Rev. Jackson, in Cuba, hopes to see jailed Jewish-American Alan Gross


HAVANA — The Rev. Jesse Jackson traveled to Cuba Friday for talks with the island’s religious leaders and said he hopes to visit Alan Gross, a U.S. government subcontractor serving a 15-year sentence in the Caribbean nation.
  
In brief comments outside a seaside Havana hotel, Jackson told reporters he intended to meet with local clergy about their concerns for the needs of the poor, and to discuss relations between Cuba, the United States and the rest of the Caribbean.

Asked whether he would meet with Gross, Jackson said: “I would like to.”

Gross was arrested in December 2009 after authorities caught him importing restricted communications equipment into the country.

He said he was only setting up Internet networks for island Jewish groups, but a court convicted him on a statute governing crimes against the state and sentenced him to 15 years.

The case threw already cool U.S.-Cuba relations into a deep freeze, although there have been signs of some thawing this year.

Jackson has traveled to Yugoslavia, Syria and Iraq in the past to help gain freedom for U.S. citizens jailed there.
  
In March 2011, shortly before Gross’ trial, he appealed to Cuba to release the man on humanitarian grounds and offered to help mediate.

Former President Jimmy Carter came to Havana later that month, but left without Gross.

In September 2011, the former governor of New Mexico and U.S. Ambassador to the United Nations, Bill Richardson, made a high profile visit to try to negotiate Gross’ release.

But the trip abruptly fell apart amid mutual recriminations as Richardson wasn’t even allowed to see Gross, and referred to him in public comments as a “hostage.”

Jackson has visited Cuba on several occasions and met with both former President Fidel Castro and current President Raul Castro.
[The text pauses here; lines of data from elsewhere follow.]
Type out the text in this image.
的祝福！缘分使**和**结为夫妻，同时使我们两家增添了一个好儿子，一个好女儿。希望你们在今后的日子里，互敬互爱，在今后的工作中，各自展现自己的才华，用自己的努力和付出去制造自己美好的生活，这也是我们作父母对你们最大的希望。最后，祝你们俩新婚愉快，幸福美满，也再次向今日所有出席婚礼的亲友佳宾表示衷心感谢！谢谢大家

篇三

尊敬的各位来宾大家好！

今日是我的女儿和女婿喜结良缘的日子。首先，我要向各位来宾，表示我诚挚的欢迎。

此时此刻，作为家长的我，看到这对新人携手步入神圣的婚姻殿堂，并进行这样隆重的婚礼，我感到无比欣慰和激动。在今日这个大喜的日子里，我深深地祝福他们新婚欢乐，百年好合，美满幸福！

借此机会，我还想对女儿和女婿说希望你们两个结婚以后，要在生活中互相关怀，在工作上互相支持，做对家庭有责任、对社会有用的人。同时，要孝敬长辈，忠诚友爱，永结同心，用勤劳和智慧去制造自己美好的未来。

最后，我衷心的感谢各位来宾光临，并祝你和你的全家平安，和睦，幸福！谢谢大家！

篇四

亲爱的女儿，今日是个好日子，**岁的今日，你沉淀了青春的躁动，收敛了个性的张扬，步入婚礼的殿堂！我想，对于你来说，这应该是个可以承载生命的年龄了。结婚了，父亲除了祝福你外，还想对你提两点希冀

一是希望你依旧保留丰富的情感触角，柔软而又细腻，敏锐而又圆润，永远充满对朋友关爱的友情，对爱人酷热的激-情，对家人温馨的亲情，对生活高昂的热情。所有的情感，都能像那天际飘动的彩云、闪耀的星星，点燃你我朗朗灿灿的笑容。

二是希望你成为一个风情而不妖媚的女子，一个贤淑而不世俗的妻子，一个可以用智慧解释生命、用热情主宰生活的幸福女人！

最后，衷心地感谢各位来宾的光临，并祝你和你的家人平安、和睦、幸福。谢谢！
In 1984, he helped negotiate the release of 26 Cuban prisoners. Most of them went into exile.

On Friday, Jackson said he hopes to help continue healing the wounds of a five-decade divide between islanders and exiles.

“It’s good to be back to Cuba again,” Jackson said. “We’ve been here over the years. We have developed kinships with many Cuban-Americans trying to build Cuban-Cuban American family reunification.”

“We hope for the day we will have the walls down, the bridges built,” he said.